Faker
He fakes everything. He prides himself in pulling the wool
over people’s eyes, and in fact, could fool a sheep, if he had a mind, too.
Growing up with him in school, he once faked his own death
to prove that he was as good as Christ and could rise again on the third day.
While we all used the dying of our grandmothers as to why we couldn’t do
homework, he gave a while litany of disaster, the full throes of agony, heart
attack one time, cancer another, sometimes killing her off outright in the end,
other times managing some miracle cure he concocted himself, delivering it all
with scratchy black and white pictures he said showed the dead body before
prayers or some drug he claimed to have invented brought her back.

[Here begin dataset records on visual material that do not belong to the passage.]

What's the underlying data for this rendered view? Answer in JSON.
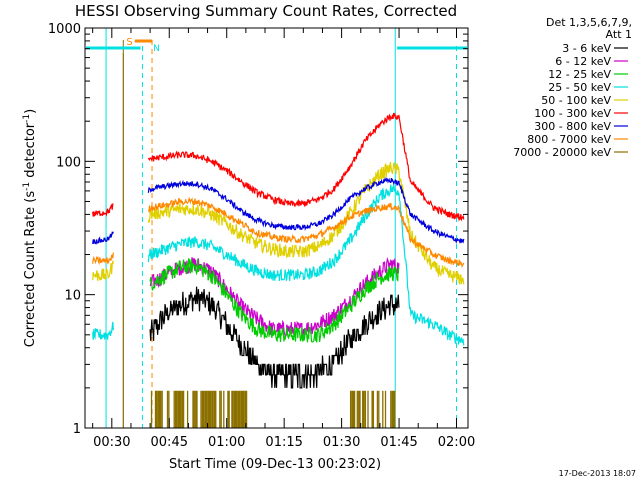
{
  "chart_data": {
    "type": "line",
    "title": "HESSI Observing Summary Count Rates, Corrected",
    "xlabel": "Start Time (09-Dec-13 00:23:02)",
    "ylabel_main": "Corrected Count Rate (s",
    "ylabel_sup1": "-1",
    "ylabel_mid": " detector",
    "ylabel_sup2": "-1",
    "ylabel_end": ")",
    "yscale": "log",
    "ylim": [
      1,
      1000
    ],
    "xlim_minutes": [
      23.0,
      123.0
    ],
    "x_ticks": [
      {
        "label": "00:30",
        "minute": 30
      },
      {
        "label": "00:45",
        "minute": 45
      },
      {
        "label": "01:00",
        "minute": 60
      },
      {
        "label": "01:15",
        "minute": 75
      },
      {
        "label": "01:30",
        "minute": 90
      },
      {
        "label": "01:45",
        "minute": 105
      },
      {
        "label": "02:00",
        "minute": 120
      }
    ],
    "y_ticks": [
      {
        "label": "1",
        "value": 1
      },
      {
        "label": "10",
        "value": 10
      },
      {
        "label": "100",
        "value": 100
      },
      {
        "label": "1000",
        "value": 1000
      }
    ],
    "legend_header": [
      "Det 1,3,5,6,7,9,",
      "Att 1"
    ],
    "legend_position": "right",
    "series": [
      {
        "name": "3 - 6 keV",
        "color": "#000000",
        "points": [
          [
            40,
            5
          ],
          [
            44,
            7
          ],
          [
            48,
            8.5
          ],
          [
            52,
            9.5
          ],
          [
            56,
            8.5
          ],
          [
            60,
            6
          ],
          [
            64,
            4
          ],
          [
            68,
            3
          ],
          [
            72,
            2.5
          ],
          [
            76,
            2.5
          ],
          [
            80,
            2.5
          ],
          [
            84,
            2.6
          ],
          [
            88,
            3
          ],
          [
            92,
            4.5
          ],
          [
            96,
            6
          ],
          [
            100,
            7.5
          ],
          [
            103,
            8.5
          ],
          [
            105,
            8
          ]
        ]
      },
      {
        "name": "6 - 12 keV",
        "color": "#cc00cc",
        "points": [
          [
            40,
            12
          ],
          [
            44,
            14
          ],
          [
            48,
            16
          ],
          [
            52,
            17
          ],
          [
            56,
            15
          ],
          [
            60,
            11
          ],
          [
            64,
            8
          ],
          [
            68,
            6.5
          ],
          [
            72,
            5.5
          ],
          [
            76,
            5.5
          ],
          [
            80,
            5.5
          ],
          [
            84,
            6
          ],
          [
            88,
            7
          ],
          [
            92,
            9
          ],
          [
            96,
            12
          ],
          [
            100,
            15
          ],
          [
            103,
            17
          ],
          [
            105,
            16
          ]
        ]
      },
      {
        "name": "12 - 25 keV",
        "color": "#00cc00",
        "points": [
          [
            40,
            12
          ],
          [
            44,
            14
          ],
          [
            48,
            16
          ],
          [
            52,
            16.5
          ],
          [
            56,
            14
          ],
          [
            60,
            10
          ],
          [
            64,
            7
          ],
          [
            68,
            5.5
          ],
          [
            72,
            5
          ],
          [
            76,
            5
          ],
          [
            80,
            5
          ],
          [
            84,
            5
          ],
          [
            88,
            6
          ],
          [
            92,
            8
          ],
          [
            96,
            11
          ],
          [
            100,
            13.5
          ],
          [
            103,
            14.5
          ],
          [
            105,
            14
          ]
        ]
      },
      {
        "name": "25 - 50 keV",
        "color": "#00e0e0",
        "points": [
          [
            25,
            5
          ],
          [
            29,
            5
          ],
          [
            30,
            5.5
          ],
          [
            40,
            20
          ],
          [
            44,
            22
          ],
          [
            48,
            24
          ],
          [
            52,
            25
          ],
          [
            56,
            23
          ],
          [
            60,
            20
          ],
          [
            64,
            17
          ],
          [
            68,
            15
          ],
          [
            72,
            14
          ],
          [
            76,
            14
          ],
          [
            80,
            14
          ],
          [
            84,
            15
          ],
          [
            88,
            18
          ],
          [
            92,
            25
          ],
          [
            96,
            38
          ],
          [
            100,
            55
          ],
          [
            103,
            62
          ],
          [
            105,
            60
          ],
          [
            108,
            7
          ],
          [
            114,
            6
          ],
          [
            118,
            5
          ],
          [
            122,
            4.5
          ]
        ]
      },
      {
        "name": "50 - 100 keV",
        "color": "#e0d000",
        "points": [
          [
            25,
            14
          ],
          [
            29,
            14
          ],
          [
            30,
            16
          ],
          [
            40,
            40
          ],
          [
            44,
            42
          ],
          [
            48,
            44
          ],
          [
            52,
            44
          ],
          [
            56,
            40
          ],
          [
            60,
            34
          ],
          [
            64,
            28
          ],
          [
            68,
            24
          ],
          [
            72,
            22
          ],
          [
            76,
            21
          ],
          [
            80,
            21
          ],
          [
            84,
            23
          ],
          [
            88,
            28
          ],
          [
            92,
            40
          ],
          [
            96,
            60
          ],
          [
            100,
            80
          ],
          [
            103,
            90
          ],
          [
            105,
            85
          ],
          [
            108,
            28
          ],
          [
            114,
            16
          ],
          [
            118,
            14
          ],
          [
            122,
            13
          ]
        ]
      },
      {
        "name": "100 - 300 keV",
        "color": "#ff0000",
        "points": [
          [
            25,
            40
          ],
          [
            29,
            42
          ],
          [
            30,
            45
          ],
          [
            40,
            105
          ],
          [
            44,
            108
          ],
          [
            48,
            112
          ],
          [
            52,
            110
          ],
          [
            56,
            100
          ],
          [
            60,
            85
          ],
          [
            64,
            70
          ],
          [
            68,
            58
          ],
          [
            72,
            52
          ],
          [
            76,
            48
          ],
          [
            80,
            48
          ],
          [
            84,
            52
          ],
          [
            88,
            62
          ],
          [
            92,
            90
          ],
          [
            96,
            140
          ],
          [
            100,
            190
          ],
          [
            103,
            220
          ],
          [
            105,
            215
          ],
          [
            108,
            70
          ],
          [
            114,
            45
          ],
          [
            118,
            40
          ],
          [
            122,
            38
          ]
        ]
      },
      {
        "name": "300 - 800 keV",
        "color": "#0000dd",
        "points": [
          [
            25,
            25
          ],
          [
            29,
            26
          ],
          [
            30,
            28
          ],
          [
            40,
            62
          ],
          [
            44,
            65
          ],
          [
            48,
            68
          ],
          [
            52,
            68
          ],
          [
            56,
            62
          ],
          [
            60,
            52
          ],
          [
            64,
            42
          ],
          [
            68,
            36
          ],
          [
            72,
            33
          ],
          [
            76,
            32
          ],
          [
            80,
            32
          ],
          [
            84,
            34
          ],
          [
            88,
            40
          ],
          [
            92,
            52
          ],
          [
            96,
            62
          ],
          [
            100,
            70
          ],
          [
            103,
            72
          ],
          [
            105,
            68
          ],
          [
            108,
            40
          ],
          [
            114,
            30
          ],
          [
            118,
            27
          ],
          [
            122,
            25
          ]
        ]
      },
      {
        "name": "800 - 7000 keV",
        "color": "#ff8800",
        "points": [
          [
            25,
            18
          ],
          [
            29,
            18
          ],
          [
            30,
            19
          ],
          [
            40,
            45
          ],
          [
            44,
            47
          ],
          [
            48,
            50
          ],
          [
            52,
            50
          ],
          [
            56,
            46
          ],
          [
            60,
            40
          ],
          [
            64,
            34
          ],
          [
            68,
            29
          ],
          [
            72,
            27
          ],
          [
            76,
            26
          ],
          [
            80,
            26
          ],
          [
            84,
            28
          ],
          [
            88,
            32
          ],
          [
            92,
            38
          ],
          [
            96,
            42
          ],
          [
            100,
            45
          ],
          [
            103,
            46
          ],
          [
            105,
            44
          ],
          [
            108,
            26
          ],
          [
            114,
            20
          ],
          [
            118,
            18
          ],
          [
            122,
            17
          ]
        ]
      },
      {
        "name": "7000 - 20000 keV",
        "color": "#8b7000",
        "points": [
          [
            40,
            1.5
          ],
          [
            44,
            1.9
          ],
          [
            48,
            1.6
          ],
          [
            52,
            1.9
          ],
          [
            56,
            1.5
          ],
          [
            60,
            1.8
          ],
          [
            64,
            1.5
          ],
          [
            66,
            1.7
          ],
          [
            92,
            1.6
          ],
          [
            95,
            1.9
          ],
          [
            98,
            1.7
          ],
          [
            101,
            1.9
          ],
          [
            104,
            1.6
          ]
        ]
      }
    ],
    "annotations": {
      "saa_label": "S",
      "night_label": "N",
      "timestamp": "17-Dec-2013 18:07"
    }
  }
}
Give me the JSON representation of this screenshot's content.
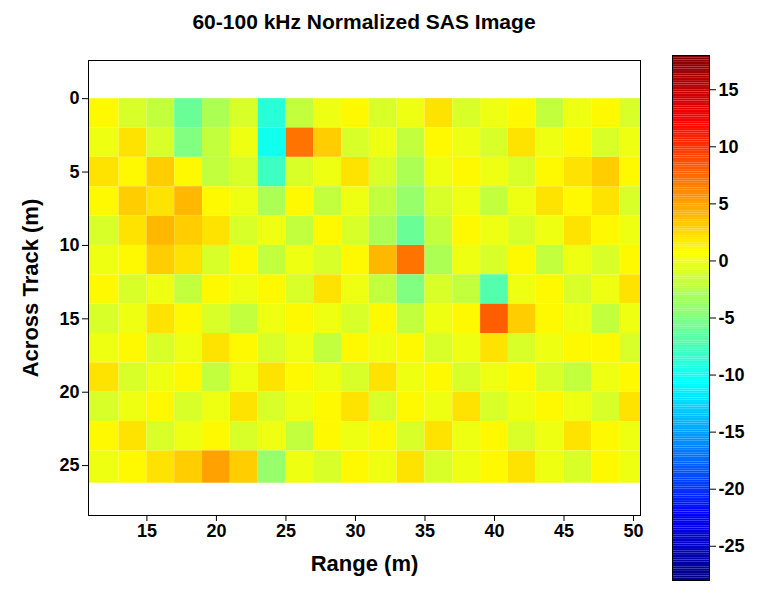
{
  "chart_data": {
    "type": "heatmap",
    "title": "60-100 kHz Normalized SAS Image",
    "x_label": "Range (m)",
    "y_label": "Across Track (m)",
    "xlim": [
      10.8,
      50.5
    ],
    "ylim": [
      -2.6,
      28.4
    ],
    "xticks": [
      15,
      20,
      25,
      30,
      35,
      40,
      45,
      50
    ],
    "yticks": [
      0,
      5,
      10,
      15,
      20,
      25
    ],
    "x_edges": [
      10.8,
      13,
      15,
      17,
      19,
      21,
      23,
      25,
      27,
      29,
      31,
      33,
      35,
      37,
      39,
      41,
      43,
      45,
      47,
      49,
      50.5
    ],
    "y_edges": [
      0,
      2,
      4,
      6,
      8,
      10,
      12,
      14,
      16,
      18,
      20,
      22,
      24,
      26.2
    ],
    "values": [
      [
        1,
        -1,
        -2,
        -6,
        -3,
        -1,
        -9,
        -2,
        0,
        1,
        -1,
        0,
        2,
        -1,
        0,
        1,
        -2,
        0,
        1,
        -1
      ],
      [
        0,
        2,
        -1,
        -5,
        -2,
        0,
        -10,
        7,
        3,
        -1,
        0,
        -2,
        1,
        0,
        -1,
        2,
        0,
        1,
        -1,
        0
      ],
      [
        2,
        1,
        3,
        1,
        -2,
        -1,
        -8,
        -1,
        0,
        2,
        -1,
        -3,
        0,
        1,
        0,
        -1,
        1,
        2,
        3,
        1
      ],
      [
        1,
        3,
        2,
        4,
        1,
        0,
        -3,
        1,
        -2,
        0,
        -2,
        -4,
        -1,
        0,
        -2,
        0,
        2,
        1,
        2,
        -1
      ],
      [
        -1,
        2,
        4,
        3,
        2,
        -1,
        0,
        -2,
        1,
        -1,
        -3,
        -6,
        -2,
        1,
        0,
        -1,
        0,
        2,
        1,
        0
      ],
      [
        0,
        1,
        3,
        2,
        -1,
        1,
        -2,
        0,
        -1,
        1,
        4,
        7,
        -3,
        0,
        -1,
        1,
        -2,
        0,
        -1,
        1
      ],
      [
        1,
        -1,
        0,
        -2,
        1,
        0,
        1,
        -1,
        2,
        0,
        -2,
        -5,
        -1,
        -2,
        -7,
        0,
        1,
        -1,
        0,
        2
      ],
      [
        -1,
        0,
        2,
        1,
        -1,
        -2,
        0,
        1,
        0,
        -1,
        1,
        -2,
        0,
        1,
        8,
        3,
        1,
        0,
        -2,
        0
      ],
      [
        0,
        1,
        -1,
        0,
        2,
        1,
        -1,
        0,
        -2,
        1,
        0,
        1,
        -1,
        0,
        2,
        -1,
        0,
        1,
        1,
        -1
      ],
      [
        2,
        -1,
        0,
        1,
        -2,
        0,
        2,
        1,
        0,
        -1,
        2,
        0,
        1,
        -1,
        0,
        1,
        -1,
        -2,
        0,
        1
      ],
      [
        -1,
        0,
        1,
        -1,
        0,
        2,
        -1,
        0,
        1,
        2,
        -1,
        1,
        0,
        2,
        -1,
        0,
        1,
        0,
        -1,
        2
      ],
      [
        1,
        2,
        -1,
        0,
        1,
        -1,
        0,
        -2,
        1,
        0,
        1,
        -1,
        2,
        0,
        1,
        -1,
        0,
        2,
        1,
        0
      ],
      [
        0,
        1,
        2,
        3,
        5,
        3,
        -4,
        0,
        -1,
        1,
        0,
        2,
        -1,
        0,
        1,
        2,
        0,
        -1,
        1,
        0
      ]
    ],
    "colorbar_lim": [
      -28,
      18
    ],
    "colorbar_ticks": [
      -25,
      -20,
      -15,
      -10,
      -5,
      0,
      5,
      10,
      15
    ]
  }
}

He never killed her off the same way twice, and never more
than once a year so that he had to invent a whole new story for a whole new
teacher – part of the challenge, he told me once when I asked how another
grandmother had died when I knew for a fact that all the ones he was entitled
had perished to plaque or some other disease from the Congo in the first few
years after Kindergarten.
The devil, he said, was in the details. The more information
he produced, the more evidence he could show, the less teachers questioned its
authenticity. By 8th grade, he was so good at the routine, he had his
grandmother abducted by space aliens, and Sister Concepta, who we knew didn’t
believe in space aliens, believed in his, telling him as she gave him a
sympathetic pat on the shoulder, “You must have mistaken them for angels.”